Vu les autres pièces du dossier.
Vu le code de justice administrative.
Considérant ce qui suit :
1. Aux termes de l'article R. 222-1 du code de justice administrative : " Les présidents de tribunal administratif (), les premiers vice-présidents des tribunaux () et les présidents de formation de jugement des tribunaux () peuvent, par ordonnance : () 7º Rejeter, après l'expiration du délai de recours ou, lorsqu'un mémoire complémentaire a été annoncé, après la production de ce mémoire, les requêtes ne comportant que des moyens de légalité externe manifestement infondés, des moyens irrecevables, des moyens inopérants ou des moyens qui ne sont assortis que de faits manifestement insusceptibles de venir à leur soutien ou ne sont manifestement pas assortis des précisions permettant d'en apprécier le bien-fondé. () ".
2. Il ressort des pièces du dossier que le directeur départemental des finances publiques de Maine-et-Loire a rejeté la réclamation de M. B tendant à la restitution d'un crédit d'impôt supplémentaire pour des frais de portage de repas à domicile au titre de l'impôt sur le revenu de l'année 2018 en faisant valoir que sa réclamation était tardive. Pour contester la décision attaquée, M. B se borne à soutenir qu'il n'est pas responsable du fait que l'attestation fiscale produite par le centre communal d'action sociale de la commune de Sèvremoine (Maine-et-Loire) n'ait pas été délivrée en temps utile, et que la commune a manqué à ses obligations. Ainsi, il ne conteste pas utilement les motifs du rejet de sa réclamation préalable, notamment le fait que les réclamations relatives à l'impôt sur le revenu doivent être présentées à l'administration au plus tard le 31 décembre de la deuxième année suivant celle de la mise en recouvrement du rôle. Par suite, ces moyens sont sans portée utile au regard du motif qui fonde la décision attaquée. Dès lors, en l'absence de tout autre moyen invoqué avant l'expiration du délai de recours contentieux, la requête ne peut qu'être rejetée par application des dispositions précitées du 7° de l'article R. 222-1 du code de justice administrative.
O R D O N N E :
Article 1er : La requête de M. B est rejetée.
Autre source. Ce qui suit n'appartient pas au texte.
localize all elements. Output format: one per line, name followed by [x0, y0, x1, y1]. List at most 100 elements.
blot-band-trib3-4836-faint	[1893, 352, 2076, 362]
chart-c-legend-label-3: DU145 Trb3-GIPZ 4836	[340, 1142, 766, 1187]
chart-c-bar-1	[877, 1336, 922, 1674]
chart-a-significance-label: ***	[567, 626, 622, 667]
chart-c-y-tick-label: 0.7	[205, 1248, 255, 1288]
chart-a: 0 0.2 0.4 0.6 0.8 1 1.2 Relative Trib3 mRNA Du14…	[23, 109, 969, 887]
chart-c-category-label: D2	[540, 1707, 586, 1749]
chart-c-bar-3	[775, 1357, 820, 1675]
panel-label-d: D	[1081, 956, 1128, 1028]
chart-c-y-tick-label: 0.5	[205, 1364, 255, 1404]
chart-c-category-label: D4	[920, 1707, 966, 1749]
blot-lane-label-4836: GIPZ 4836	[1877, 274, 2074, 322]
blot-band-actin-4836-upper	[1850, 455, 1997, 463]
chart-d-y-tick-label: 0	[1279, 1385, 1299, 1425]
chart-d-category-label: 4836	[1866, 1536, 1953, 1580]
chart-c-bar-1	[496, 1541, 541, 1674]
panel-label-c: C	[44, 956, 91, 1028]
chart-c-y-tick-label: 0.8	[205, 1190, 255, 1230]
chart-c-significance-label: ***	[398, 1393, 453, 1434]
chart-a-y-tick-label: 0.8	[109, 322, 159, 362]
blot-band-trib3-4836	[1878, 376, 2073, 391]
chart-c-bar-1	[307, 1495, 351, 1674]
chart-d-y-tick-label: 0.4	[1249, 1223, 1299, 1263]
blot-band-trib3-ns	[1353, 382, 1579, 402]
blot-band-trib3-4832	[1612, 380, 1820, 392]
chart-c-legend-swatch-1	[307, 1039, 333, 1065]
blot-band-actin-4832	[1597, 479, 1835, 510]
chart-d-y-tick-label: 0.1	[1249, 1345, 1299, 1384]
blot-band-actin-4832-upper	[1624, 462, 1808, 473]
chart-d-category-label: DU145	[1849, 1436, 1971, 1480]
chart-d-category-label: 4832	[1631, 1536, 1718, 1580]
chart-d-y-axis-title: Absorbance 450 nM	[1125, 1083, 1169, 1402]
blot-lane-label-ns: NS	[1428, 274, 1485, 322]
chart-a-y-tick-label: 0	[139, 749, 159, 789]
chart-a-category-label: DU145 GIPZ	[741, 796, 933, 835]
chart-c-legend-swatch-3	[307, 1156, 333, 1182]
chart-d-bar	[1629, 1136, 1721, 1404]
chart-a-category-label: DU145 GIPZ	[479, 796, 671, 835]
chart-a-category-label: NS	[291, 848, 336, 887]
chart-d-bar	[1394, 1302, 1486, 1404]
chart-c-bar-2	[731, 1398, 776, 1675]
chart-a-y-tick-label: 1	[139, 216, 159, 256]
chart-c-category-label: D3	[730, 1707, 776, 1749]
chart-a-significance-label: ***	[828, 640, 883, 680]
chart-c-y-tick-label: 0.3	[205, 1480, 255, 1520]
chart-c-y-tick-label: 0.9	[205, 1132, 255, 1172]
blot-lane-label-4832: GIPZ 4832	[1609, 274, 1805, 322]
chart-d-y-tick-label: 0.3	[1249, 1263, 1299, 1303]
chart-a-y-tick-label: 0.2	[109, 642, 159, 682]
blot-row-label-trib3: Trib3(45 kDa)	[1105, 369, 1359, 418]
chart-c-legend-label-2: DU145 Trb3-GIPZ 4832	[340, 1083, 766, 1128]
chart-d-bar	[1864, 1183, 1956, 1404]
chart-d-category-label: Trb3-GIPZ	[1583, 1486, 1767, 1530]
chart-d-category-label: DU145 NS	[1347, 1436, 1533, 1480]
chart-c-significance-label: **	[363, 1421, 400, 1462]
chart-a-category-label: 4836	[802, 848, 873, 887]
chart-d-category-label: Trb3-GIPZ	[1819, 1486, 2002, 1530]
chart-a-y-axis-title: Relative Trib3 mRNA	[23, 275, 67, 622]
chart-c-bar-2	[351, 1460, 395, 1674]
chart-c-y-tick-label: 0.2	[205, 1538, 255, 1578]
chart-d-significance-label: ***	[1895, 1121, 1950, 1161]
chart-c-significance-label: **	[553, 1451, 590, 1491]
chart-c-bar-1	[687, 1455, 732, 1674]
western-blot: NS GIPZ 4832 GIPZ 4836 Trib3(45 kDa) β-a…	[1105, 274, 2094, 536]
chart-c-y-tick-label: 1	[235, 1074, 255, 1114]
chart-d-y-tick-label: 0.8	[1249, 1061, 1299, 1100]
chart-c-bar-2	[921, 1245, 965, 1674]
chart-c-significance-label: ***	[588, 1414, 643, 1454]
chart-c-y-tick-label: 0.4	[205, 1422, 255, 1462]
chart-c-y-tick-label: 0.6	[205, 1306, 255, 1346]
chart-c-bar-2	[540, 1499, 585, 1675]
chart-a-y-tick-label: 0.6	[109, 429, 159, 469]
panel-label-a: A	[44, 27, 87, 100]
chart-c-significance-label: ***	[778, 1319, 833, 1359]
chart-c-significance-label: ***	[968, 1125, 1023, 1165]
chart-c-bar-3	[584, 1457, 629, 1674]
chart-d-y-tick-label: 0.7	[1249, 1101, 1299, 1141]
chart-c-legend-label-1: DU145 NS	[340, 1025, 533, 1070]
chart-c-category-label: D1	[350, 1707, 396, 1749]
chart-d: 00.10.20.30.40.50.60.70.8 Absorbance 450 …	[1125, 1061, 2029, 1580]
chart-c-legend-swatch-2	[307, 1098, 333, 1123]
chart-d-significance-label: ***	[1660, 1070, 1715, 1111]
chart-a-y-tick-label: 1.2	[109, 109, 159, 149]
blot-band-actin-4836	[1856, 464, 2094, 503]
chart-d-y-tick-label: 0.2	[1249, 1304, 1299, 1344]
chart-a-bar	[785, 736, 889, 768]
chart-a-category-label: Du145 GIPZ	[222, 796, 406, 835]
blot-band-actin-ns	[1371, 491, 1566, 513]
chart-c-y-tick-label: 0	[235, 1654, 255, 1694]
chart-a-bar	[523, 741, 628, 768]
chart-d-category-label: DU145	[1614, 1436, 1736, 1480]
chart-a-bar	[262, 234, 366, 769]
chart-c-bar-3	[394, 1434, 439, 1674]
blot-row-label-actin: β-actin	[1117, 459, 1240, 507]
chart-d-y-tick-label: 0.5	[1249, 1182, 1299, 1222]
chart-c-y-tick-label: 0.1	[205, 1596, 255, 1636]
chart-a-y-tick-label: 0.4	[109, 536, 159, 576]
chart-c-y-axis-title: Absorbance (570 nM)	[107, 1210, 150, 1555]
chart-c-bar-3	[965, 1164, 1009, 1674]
Article 2 : La présente ordonnance sera notifiée à M. A B.
Fait à Nantes, le 20 juillet 2022.
Le président,
Y. LIVENAIS
La République mande et ordonne au ministre de l'économie, des finances et de la souveraineté industrielle et numérique en ce qui le concerne ou à tous commissaires de justice à ce requis en ce qui concerne les voies de droit commun contre les parties privées, de pourvoir à l'exécution de la présente décision.